Shares in Roche and Genentech have slipped after late-stage data from a trial of their oncology agent Avastin showed that both the standard dose and a lower dose of the drug, in combination with chemotherapy, improved progression-free survival in patients with non-small-cell lung cancer.

In the Phase III AVAiL trial, more than 1,000 patients with previously untreated advanced non-squamous NSCLC received either the standard 15mg/kg dose of Avastin (bevacizumab) or a 7.5mg/kg dose in addition to chemotherapy, or chemotherapy alone. The data revealed that both doses of the drug, plus chemotherapy, significantly prolonged progression-free survival, compared to chemotherapy alone and the companies noted that while the study was not designed to compare the two Avastin treatment doses, a similar treatment effect in progression-free survival was observed.

The shares in the two firms have fallen because analysts have picked up on the fact that the success of the low dose arm of the study will lead doctors to use the lower, and therefore less expensive, dose in the majority of lung cancer patients. However, it is also being suggested that any sales impact of the lower dose will be offset by increased use of the drug overall.

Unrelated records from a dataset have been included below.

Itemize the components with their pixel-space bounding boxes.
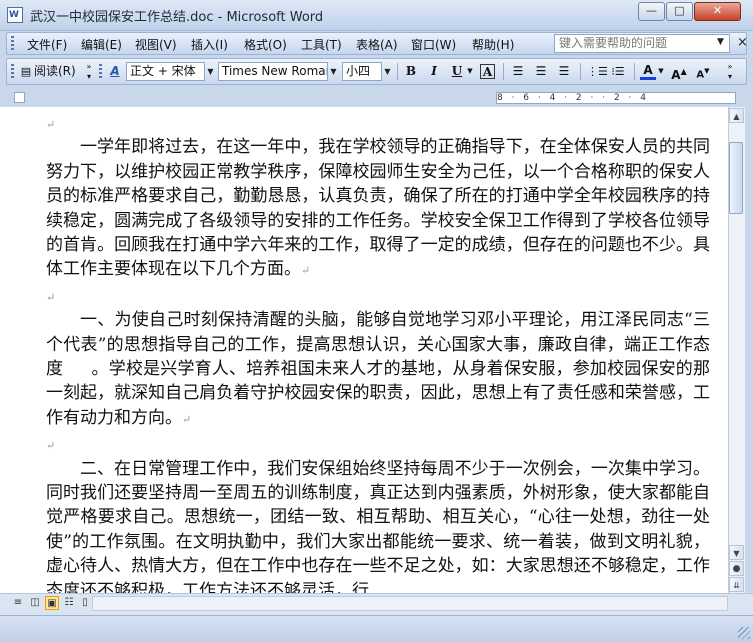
underline-button[interactable]: U [449, 62, 465, 81]
align-right-icon[interactable]: ☰ [556, 62, 572, 81]
font-size-combo[interactable]: 小四 [342, 62, 382, 81]
paragraph-text: 二、在日常管理工作中，我们安保组始终坚持每周不少于一次例会，一次集中学习。同时我… [46, 458, 710, 593]
toolbar-separator [397, 63, 398, 80]
minimize-button[interactable]: — [638, 2, 665, 21]
paragraph-text: 一、为使自己时刻保持清醒的头脑，能够自觉地学习邓小平理论，用江泽民同志“三个代表… [46, 310, 710, 428]
empty-paragraph[interactable]: ↵ [46, 111, 710, 135]
menu-insert[interactable]: 插入(I) [191, 36, 228, 53]
formatting-toolbar: ▤ 阅读(R) » ▾ A 正文 + 宋体 ▼ Times New Roman ▼… [6, 58, 747, 85]
toolbar-grip-icon[interactable] [11, 36, 14, 51]
read-mode-button[interactable]: 阅读(R) [34, 62, 82, 81]
menu-tools[interactable]: 工具(T) [301, 36, 342, 53]
horizontal-ruler[interactable]: 8 · 6 · 4 · 2 · · 2 · 4 [496, 92, 736, 104]
menu-file[interactable]: 文件(F) [27, 36, 67, 53]
menu-view[interactable]: 视图(V) [135, 36, 177, 53]
toolbar-overflow-icon[interactable]: » ▾ [725, 62, 735, 81]
font-color-dropdown-icon[interactable]: ▼ [657, 62, 665, 81]
scroll-thumb[interactable] [729, 142, 743, 214]
next-page-icon[interactable]: ⇊ [729, 577, 744, 592]
menu-format[interactable]: 格式(O) [244, 36, 287, 53]
bullets-icon[interactable]: ⁝☰ [610, 62, 626, 81]
paragraph-section-1[interactable]: 一、为使自己时刻保持清醒的头脑，能够自觉地学习邓小平理论，用江泽民同志“三个代表… [46, 308, 710, 432]
align-justify-icon[interactable]: ☰ [510, 62, 526, 81]
empty-paragraph[interactable]: ↵ [46, 432, 710, 456]
help-dropdown-icon[interactable]: ▼ [717, 37, 724, 47]
paragraph-section-2[interactable]: 二、在日常管理工作中，我们安保组始终坚持每周不少于一次例会，一次集中学习。同时我… [46, 457, 710, 593]
empty-paragraph[interactable]: ↵ [46, 284, 710, 308]
maximize-button[interactable]: □ [666, 2, 693, 21]
shrink-font-label: A [696, 69, 705, 81]
toolbar-separator [580, 63, 581, 80]
web-layout-view-icon[interactable]: ◫ [28, 596, 42, 610]
normal-view-icon[interactable]: ≡ [11, 596, 25, 610]
paragraph-mark: ↵ [46, 118, 56, 131]
window-title: 武汉一中校园保安工作总结.doc - Microsoft Word [30, 10, 324, 25]
grow-font-button[interactable]: A▲ [671, 62, 687, 82]
numbering-icon[interactable]: ⋮☰ [587, 62, 608, 81]
grow-font-label: A [671, 68, 681, 82]
paragraph-mark: ↵ [301, 264, 311, 278]
word-doc-icon[interactable]: W [7, 7, 23, 23]
select-browse-object-icon[interactable]: ● [729, 561, 744, 576]
toolbar-separator [634, 63, 635, 80]
resize-grip-icon[interactable] [738, 627, 750, 639]
toolbar-grip-icon[interactable] [11, 64, 14, 79]
font-combo[interactable]: Times New Roman [218, 62, 328, 81]
menu-help[interactable]: 帮助(H) [472, 36, 514, 53]
toolbar-separator [503, 63, 504, 80]
align-center-icon[interactable]: ☰ [533, 62, 549, 81]
font-dropdown-icon[interactable]: ▼ [328, 62, 339, 81]
close-button[interactable]: ✕ [694, 2, 741, 21]
scroll-up-icon[interactable]: ▲ [729, 108, 744, 123]
paragraph-mark: ↵ [46, 290, 56, 304]
character-border-button[interactable]: A [480, 64, 495, 79]
paragraph-intro[interactable]: 一学年即将过去，在这一年中，我在学校领导的正确指导下，在全体保安人员的共同努力下… [46, 135, 710, 283]
style-combo[interactable]: 正文 + 宋体 [126, 62, 205, 81]
paragraph-mark: ↵ [46, 439, 56, 453]
tab-selector[interactable] [14, 92, 25, 103]
help-search-input[interactable]: 键入需要帮助的问题 [554, 34, 730, 53]
document-page[interactable]: ↵ 一学年即将过去，在这一年中，我在学校领导的正确指导下，在全体保安人员的共同努… [46, 111, 710, 593]
menu-table[interactable]: 表格(A) [356, 36, 398, 53]
toolbar-overflow-icon[interactable]: » ▾ [85, 62, 93, 81]
underline-dropdown-icon[interactable]: ▼ [466, 62, 474, 81]
paragraph-text: 一学年即将过去，在这一年中，我在学校领导的正确指导下，在全体保安人员的共同努力下… [46, 137, 710, 280]
status-bar [0, 615, 753, 642]
close-document-icon[interactable]: × [737, 35, 748, 50]
menu-window[interactable]: 窗口(W) [411, 36, 456, 53]
outline-view-icon[interactable]: ☷ [62, 596, 76, 610]
italic-button[interactable]: I [426, 62, 442, 81]
bold-button[interactable]: B [403, 62, 419, 81]
menu-bar: 文件(F) 编辑(E) 视图(V) 插入(I) 格式(O) 工具(T) 表格(A… [6, 32, 748, 55]
toolbar-grip-icon[interactable] [99, 64, 102, 79]
document-area[interactable]: ↵ 一学年即将过去，在这一年中，我在学校领导的正确指导下，在全体保安人员的共同努… [0, 107, 728, 593]
horizontal-scrollbar[interactable] [92, 596, 728, 611]
styles-pane-icon[interactable]: A [107, 62, 123, 81]
shrink-font-button[interactable]: A▼ [695, 62, 711, 81]
print-layout-view-icon[interactable]: ▣ [45, 596, 59, 610]
style-dropdown-icon[interactable]: ▼ [205, 62, 216, 81]
reading-layout-view-icon[interactable]: ▯ [78, 596, 92, 610]
read-mode-icon: ▤ [20, 65, 32, 78]
paragraph-mark: ↵ [182, 412, 192, 426]
scroll-down-icon[interactable]: ▼ [729, 545, 744, 560]
font-size-dropdown-icon[interactable]: ▼ [382, 62, 393, 81]
menu-edit[interactable]: 编辑(E) [81, 36, 122, 53]
font-color-button[interactable]: A [640, 62, 656, 80]
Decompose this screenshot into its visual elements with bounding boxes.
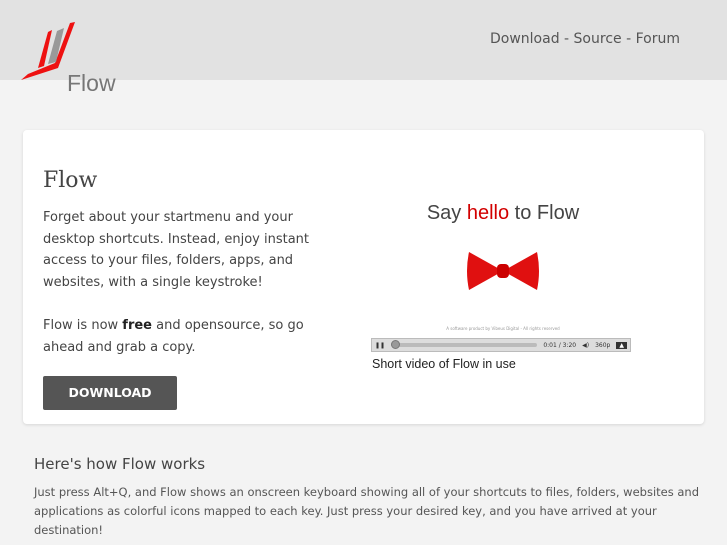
free-text-bold: free (122, 318, 152, 333)
video-seek-bar[interactable] (391, 340, 538, 349)
card-title: Flow (43, 168, 98, 193)
intro-card: Flow Forget about your startmenu and you… (23, 130, 704, 424)
video-title-pre: Say (426, 202, 467, 224)
intro-text: Forget about your startmenu and your des… (43, 210, 309, 291)
nav-download[interactable]: Download (490, 31, 560, 47)
video-title-post: to Flow (509, 202, 580, 224)
header: Flow Download - Source - Forum (0, 0, 727, 96)
quality-selector[interactable]: 360p (595, 342, 610, 349)
logo-text[interactable]: Flow (67, 70, 116, 97)
nav-source[interactable]: Source (574, 31, 622, 47)
video-caption: Short video of Flow in use (372, 357, 516, 371)
nav-separator: - (621, 31, 636, 47)
download-button[interactable]: DOWNLOAD (43, 376, 177, 410)
how-text: Just press Alt+Q, and Flow shows an onsc… (34, 485, 700, 537)
nav-forum[interactable]: Forum (636, 31, 680, 47)
pause-icon[interactable]: ❚❚ (375, 342, 385, 349)
video-player[interactable]: Say hello to Flow A software product by … (372, 188, 632, 352)
video-time: 0:01 / 3:20 (543, 341, 577, 349)
video-title: Say hello to Flow (372, 202, 634, 225)
volume-icon[interactable]: ◀) (582, 342, 589, 349)
free-text-pre: Flow is now (43, 318, 123, 333)
video-controls: ❚❚ 0:01 / 3:20 ◀) 360p ▲ (371, 338, 631, 352)
video-credit: A software product by Vibeus Digital - A… (446, 326, 560, 331)
free-text: Flow is now free and opensource, so go a… (43, 315, 343, 358)
bow-tie-icon (467, 252, 539, 290)
video-title-highlight: hello (466, 202, 510, 224)
nav-separator: - (559, 31, 574, 47)
seek-handle[interactable] (391, 340, 401, 349)
top-nav: Download - Source - Forum (490, 31, 680, 47)
fullscreen-icon[interactable]: ▲ (616, 341, 627, 349)
how-title: Here's how Flow works (34, 455, 206, 473)
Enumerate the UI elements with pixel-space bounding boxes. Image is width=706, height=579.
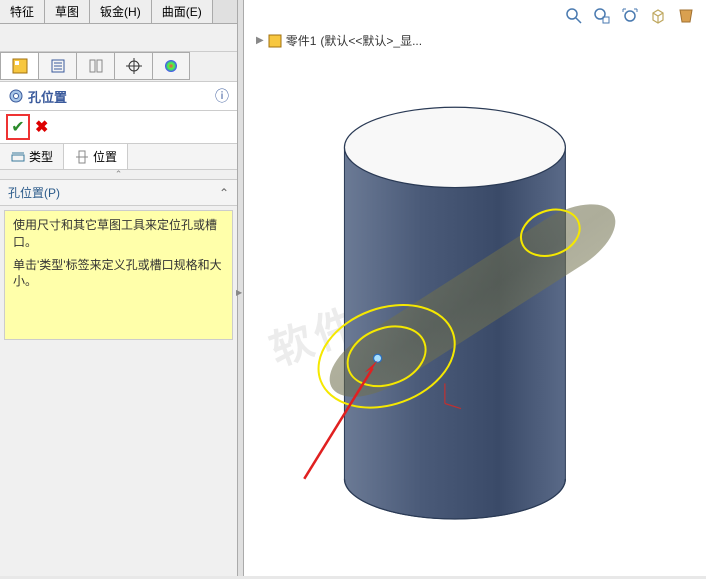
type-icon [10, 149, 26, 165]
crosshair-icon [126, 58, 142, 74]
panel-title-bar: 孔位置 ⓘ [0, 82, 237, 111]
feature-tree-button[interactable] [0, 52, 38, 80]
cancel-button[interactable]: ✖ [35, 117, 48, 137]
viewport-3d[interactable] [244, 0, 706, 576]
ok-button-highlight: ✔ [6, 114, 30, 140]
confirm-row: ✔ ✖ [0, 111, 237, 144]
sub-tabs: 类型 位置 [0, 144, 237, 170]
appearance-icon [163, 58, 179, 74]
panel-title-text: 孔位置 [28, 87, 67, 106]
left-panel: 特征 草图 钣金(H) 曲面(E) [0, 0, 238, 576]
tab-position[interactable]: 位置 [64, 144, 128, 169]
hint-line-1: 使用尺寸和其它草图工具来定位孔或槽口。 [13, 217, 224, 251]
ok-button[interactable]: ✔ [9, 117, 27, 137]
hint-line-2: 单击'类型'标签来定义孔或槽口规格和大小。 [13, 257, 224, 291]
tab-surface[interactable]: 曲面(E) [152, 0, 213, 23]
property-button[interactable] [38, 52, 76, 80]
hole-icon [8, 88, 24, 104]
tab-position-label: 位置 [93, 148, 117, 165]
crosshair-button[interactable] [114, 52, 152, 80]
help-icon[interactable]: ⓘ [215, 86, 229, 106]
tab-type[interactable]: 类型 [0, 144, 64, 169]
tab-feature[interactable]: 特征 [0, 0, 45, 23]
viewport-panel: ▶ 零件1 (默认<<默认>_显... 软件自学网 [244, 0, 706, 576]
collapse-divider[interactable]: ⌃ [0, 170, 237, 180]
chevron-up-icon: ⌃ [219, 186, 229, 200]
section-header[interactable]: 孔位置(P) ⌃ [0, 180, 237, 206]
tab-sketch[interactable]: 草图 [45, 0, 90, 23]
hint-box: 使用尺寸和其它草图工具来定位孔或槽口。 单击'类型'标签来定义孔或槽口规格和大小… [4, 210, 233, 340]
ribbon-spacer [0, 24, 237, 52]
feature-tree-icon [12, 58, 28, 74]
appearance-button[interactable] [152, 52, 190, 80]
section-header-label: 孔位置(P) [8, 184, 60, 201]
tab-sheetmetal[interactable]: 钣金(H) [90, 0, 152, 23]
command-tabs: 特征 草图 钣金(H) 曲面(E) [0, 0, 237, 24]
panel-tools [0, 52, 237, 82]
config-icon [88, 58, 104, 74]
config-button[interactable] [76, 52, 114, 80]
detail-icon [50, 58, 66, 74]
position-icon [74, 149, 90, 165]
tab-type-label: 类型 [29, 148, 53, 165]
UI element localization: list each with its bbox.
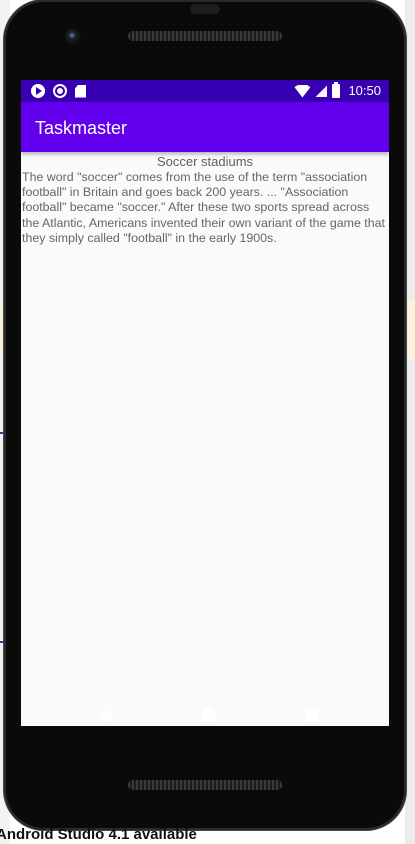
task-description: The word "soccer" comes from the use of … (22, 170, 385, 245)
navigation-bar (21, 694, 389, 738)
front-camera-icon (65, 29, 81, 45)
task-detail: Soccer stadiums The word "soccer" comes … (21, 153, 389, 246)
device-screen: 10:50 Taskmaster Soccer stadiums The wor… (21, 80, 389, 726)
top-bezel (4, 0, 406, 80)
back-icon[interactable] (98, 708, 114, 724)
app-title: Taskmaster (35, 118, 128, 138)
top-sensor-slot (190, 4, 220, 14)
desktop-right-edge (405, 0, 415, 844)
sync-circle-icon (53, 84, 67, 98)
status-clock: 10:50 (348, 83, 381, 98)
phone-frame: 10:50 Taskmaster Soccer stadiums The wor… (4, 0, 406, 830)
cellular-signal-icon (315, 85, 328, 97)
recents-icon[interactable] (305, 709, 318, 722)
battery-icon (332, 82, 341, 98)
ide-update-notification[interactable]: Android Studio 4.1 available (0, 826, 415, 844)
app-bar: Taskmaster (21, 102, 389, 152)
play-protect-icon (31, 84, 45, 98)
task-title: Soccer stadiums (156, 154, 254, 169)
sd-card-icon (75, 84, 86, 98)
bottom-speaker-grille (128, 780, 282, 790)
home-icon[interactable] (201, 708, 216, 723)
desktop-highlight (407, 300, 415, 360)
status-bar: 10:50 (21, 80, 389, 102)
status-system-icons: 10:50 (294, 82, 381, 99)
wifi-icon (294, 84, 311, 98)
emulator-stage: 10:50 Taskmaster Soccer stadiums The wor… (0, 0, 415, 844)
status-notification-icons (31, 84, 86, 98)
earpiece-speaker (128, 31, 282, 41)
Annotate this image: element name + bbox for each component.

Avastin may extend survival in brain tumour patients

This news comes on the back of another study which suggests that Avastin can slow the growth of certain types of brain cancer. A pilot study conducted at Duke University Medical Center has tested the effectiveness of the drug in conjunction with a standard chemotherapy agent in patients with recurrent cancerous brain tumours called gliomas.

The researchers found that the two drugs together halted tumour growth up to twice as long as comparative therapies. Although gliomas remain incurable in nearly all cases, “the combined drug therapy may buy precious time and preserve physical and mental function longer for patients facing this grim diagnosis,” the researchers said.

"These results are exciting because of the possible implications for a patient population that currently has the poorest possible prognosis going into treatment, those with malignant brain tumours that have recurred after initial treatment," said Dr James Vredenburgh, lead researcher on the study, the findings of which are in the Clinical Cancer Research journal.